3−3 千葉県北西部を震源とする地震



3−3 千葉県北西部を震源とする地震

(1)災害の状況
 平成17年7月23日16時35分頃,千葉県北西部の深さ約73kmでマグニチュード6.0の地震が発生し,東京都足立区で震度5強,埼玉県草加市,鳩ヶ谷市,八潮市,三郷市,宮代町,千葉県市川市,船橋市,浦安市,木更津市,鋸南町,東京都大田区,江戸川区,神奈川県横浜市,川崎市で震度5弱を観測したほか,東北地方から近畿地方にかけて震度1以上を記録した。東京都23区で震度5以上を観測したのは平成4年2月2日に東京湾で発生し,千代田区大手町で最大震度5を記録したM5.7の地震以来である。
 この地震により,負傷者38名,住家一部破損12棟の被害が発生した。また,火災は3件発生した。
 土砂災害については,がけ崩れ1件,山腹崩壊による河道閉塞1件が発生した。
 ライフライン関係においては,東京電力管内で最大6,039戸が停電となったほか,上水道については千葉県内の430戸が断水した。電気通信関係では,携帯電話基地局2局が停波したほか,固定電話事業者及び携帯電話事業者において通信規制を実施した。
 道路については,東関東自動車道等7区間で点検のため一時通行止めとなった。鉄道については,東北,上越,長野,東海道新幹線,関東地方のJR等の各線で点検のための運転中止が発生した。
 文教施設では,国立学校施設2校,公立学校施設24校,社会教育・体育,文化施設等3施設,文化財等2件,研究施設等2施設に被害が発生した。
(2)国等の対応状況
 地震発生後ただちに,各省庁の防災担当者が官邸危機管理センターに参集し,警察,消防,自衛隊,海上保安庁,国土交通省などのヘリコプターからの映像等により迅速な情報収集を行うとともに,内閣府の地震防災情報システム(DIS)を稼働させて,建物被害や人的被害などを推計し,概括的な被害規模の把握に努めた。また,官邸危機管理センターに参集した関係省庁の局長級職員などによる緊急参集チームにより,収集された情報を集約・確認することにより,政府として被害の実態把握と対応方針の決定を早期に行うことができた。
 7月23日21時30分及び7月25日17時に,内閣府において災害対策関係省庁連絡会議を開催し,被害状況や各省庁の対応状況についての情報を共有し,今後の対応を確認した。
 また,7月28日,都市型震災対策関係省庁局長会議を開催し,都市型震災に対する対策を一層推進するため,震度情報,鉄道運行,エレベーター等に関することについて,検討すべき課題及びその対策の検討状況を取りまとめ,関係省庁間での情報共有・連携推進を図った。

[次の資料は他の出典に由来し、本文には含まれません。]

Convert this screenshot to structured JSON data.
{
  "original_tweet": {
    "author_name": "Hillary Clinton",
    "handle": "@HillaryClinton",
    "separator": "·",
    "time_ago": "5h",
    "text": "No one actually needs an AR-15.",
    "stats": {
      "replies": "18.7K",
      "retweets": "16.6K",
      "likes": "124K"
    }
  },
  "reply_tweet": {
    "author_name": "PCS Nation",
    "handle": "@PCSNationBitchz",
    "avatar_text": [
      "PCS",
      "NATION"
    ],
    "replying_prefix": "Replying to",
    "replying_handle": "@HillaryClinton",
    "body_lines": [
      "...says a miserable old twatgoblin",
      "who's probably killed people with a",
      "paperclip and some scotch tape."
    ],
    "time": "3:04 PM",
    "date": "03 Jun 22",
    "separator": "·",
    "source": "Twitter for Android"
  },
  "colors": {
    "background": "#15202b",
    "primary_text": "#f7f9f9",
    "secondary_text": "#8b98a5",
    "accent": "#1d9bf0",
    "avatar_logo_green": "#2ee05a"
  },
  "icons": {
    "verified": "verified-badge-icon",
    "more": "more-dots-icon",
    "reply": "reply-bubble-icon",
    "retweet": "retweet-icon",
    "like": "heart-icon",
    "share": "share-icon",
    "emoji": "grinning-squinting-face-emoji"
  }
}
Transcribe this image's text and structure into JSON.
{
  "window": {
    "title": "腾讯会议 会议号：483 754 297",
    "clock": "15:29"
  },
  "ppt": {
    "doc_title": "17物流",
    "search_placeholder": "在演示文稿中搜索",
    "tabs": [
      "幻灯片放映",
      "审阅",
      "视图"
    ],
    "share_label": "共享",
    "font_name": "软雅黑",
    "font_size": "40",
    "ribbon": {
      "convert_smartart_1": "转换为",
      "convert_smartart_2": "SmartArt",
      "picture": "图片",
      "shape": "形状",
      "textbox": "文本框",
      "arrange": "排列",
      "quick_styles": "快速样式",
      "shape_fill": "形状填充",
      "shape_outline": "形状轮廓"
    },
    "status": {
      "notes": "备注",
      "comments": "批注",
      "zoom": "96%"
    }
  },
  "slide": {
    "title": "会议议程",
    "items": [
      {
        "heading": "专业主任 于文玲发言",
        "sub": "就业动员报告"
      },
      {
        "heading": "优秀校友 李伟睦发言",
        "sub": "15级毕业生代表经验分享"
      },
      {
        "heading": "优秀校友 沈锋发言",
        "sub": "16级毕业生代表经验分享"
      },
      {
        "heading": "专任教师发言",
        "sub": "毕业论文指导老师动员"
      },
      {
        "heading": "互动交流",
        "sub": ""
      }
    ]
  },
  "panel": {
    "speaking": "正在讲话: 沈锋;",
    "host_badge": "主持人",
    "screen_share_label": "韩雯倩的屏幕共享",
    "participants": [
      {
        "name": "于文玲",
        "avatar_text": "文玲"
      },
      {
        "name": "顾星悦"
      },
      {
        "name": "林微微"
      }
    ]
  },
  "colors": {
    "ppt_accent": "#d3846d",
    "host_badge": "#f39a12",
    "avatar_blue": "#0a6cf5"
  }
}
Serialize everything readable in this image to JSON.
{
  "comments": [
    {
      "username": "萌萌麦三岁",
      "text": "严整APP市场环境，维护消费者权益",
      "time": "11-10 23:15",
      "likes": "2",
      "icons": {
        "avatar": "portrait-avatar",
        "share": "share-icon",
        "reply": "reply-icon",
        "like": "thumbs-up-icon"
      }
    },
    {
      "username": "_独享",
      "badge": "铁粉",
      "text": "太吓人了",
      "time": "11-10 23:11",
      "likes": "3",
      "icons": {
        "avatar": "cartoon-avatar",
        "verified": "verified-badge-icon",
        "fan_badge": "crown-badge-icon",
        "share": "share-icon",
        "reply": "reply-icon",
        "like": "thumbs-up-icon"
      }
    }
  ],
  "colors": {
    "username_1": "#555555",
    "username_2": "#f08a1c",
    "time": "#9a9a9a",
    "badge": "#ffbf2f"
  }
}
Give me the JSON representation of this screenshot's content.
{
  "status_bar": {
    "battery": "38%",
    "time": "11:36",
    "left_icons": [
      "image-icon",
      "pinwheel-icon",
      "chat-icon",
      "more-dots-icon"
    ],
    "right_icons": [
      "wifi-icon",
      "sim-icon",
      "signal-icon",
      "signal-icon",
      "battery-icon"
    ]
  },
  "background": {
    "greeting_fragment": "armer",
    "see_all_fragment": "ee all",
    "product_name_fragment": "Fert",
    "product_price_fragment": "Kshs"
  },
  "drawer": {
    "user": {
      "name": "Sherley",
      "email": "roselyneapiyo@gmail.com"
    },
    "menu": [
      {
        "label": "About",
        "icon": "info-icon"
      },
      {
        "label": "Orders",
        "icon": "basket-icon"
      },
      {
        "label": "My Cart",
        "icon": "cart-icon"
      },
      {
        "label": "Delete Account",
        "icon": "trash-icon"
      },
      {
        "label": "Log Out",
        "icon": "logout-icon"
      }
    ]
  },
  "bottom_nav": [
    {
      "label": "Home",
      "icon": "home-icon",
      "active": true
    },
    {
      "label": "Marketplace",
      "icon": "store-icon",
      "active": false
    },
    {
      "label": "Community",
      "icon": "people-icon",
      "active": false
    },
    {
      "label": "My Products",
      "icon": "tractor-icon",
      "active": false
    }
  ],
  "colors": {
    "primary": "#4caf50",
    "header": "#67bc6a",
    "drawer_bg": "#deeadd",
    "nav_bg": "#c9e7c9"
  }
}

 内閣官房は,7月23日17時5分,官邸対策室を設置した。
 内閣府は,7月23日17時,情報対策室を設置し,関係機関から情報収集を行うとともに,官邸,関係省庁との情報連絡を行った。
 警察庁は,発生直後から連絡体制を強化,7月23日17時6分には災害警備本部を設置して,関連情報の収集,関係機関との連絡調整等に当たった。また,機動警察通信隊は災害発生直後から警察通信の確保に当たり,ヘリコプターテレビシステム等を使用して,警察庁,官邸等へ危機管理上重要な現場映像の伝送等を実施した。
 防衛庁は,7月23日17時5分,災害対策室を設置し,自衛隊航空機10機により偵察活動を実施した。
 消防庁は,7月23日17時2分,災害対策本部を設置し,関係機関との連絡調整に当たった。
 海上保安庁は,7月23日17時5分,災害対策本部を設置し,巡視船艇23隻,航空機2機により被害状況調査を実施した。
 総務省は,7月23日17時10分,省内の連絡体制を整備した。
 文部科学省は,7月23日17時15分,災害情報連絡室を設置し,教育委員会等の関係機関から被害情報を収集するとともに,児童生徒の安全確保及び二次災害の防止等適切な対応をとるよう指示した。
 厚生労働省は,7月23日17時10分,災害対策本部を設置した。
 農林水産省は,7月23日16時45分,省内各局庁の連絡体制を整備した。
 経済産業省は,7月23日17時11分,防災連絡会議を設置した。
 国土交通省は,7月23日16時35分に非常体制をとり,ヘリコプターの活用等による情報収集を実施した。
 国土地理院は,7月23日17時30分,災害対策本部を設置し,電子基準点観測データの緊急解析を実施した。
 気象庁は,地震情報等の発表に万全を期し,防災関係機関や住民に対して適宜適切に情報を提供した。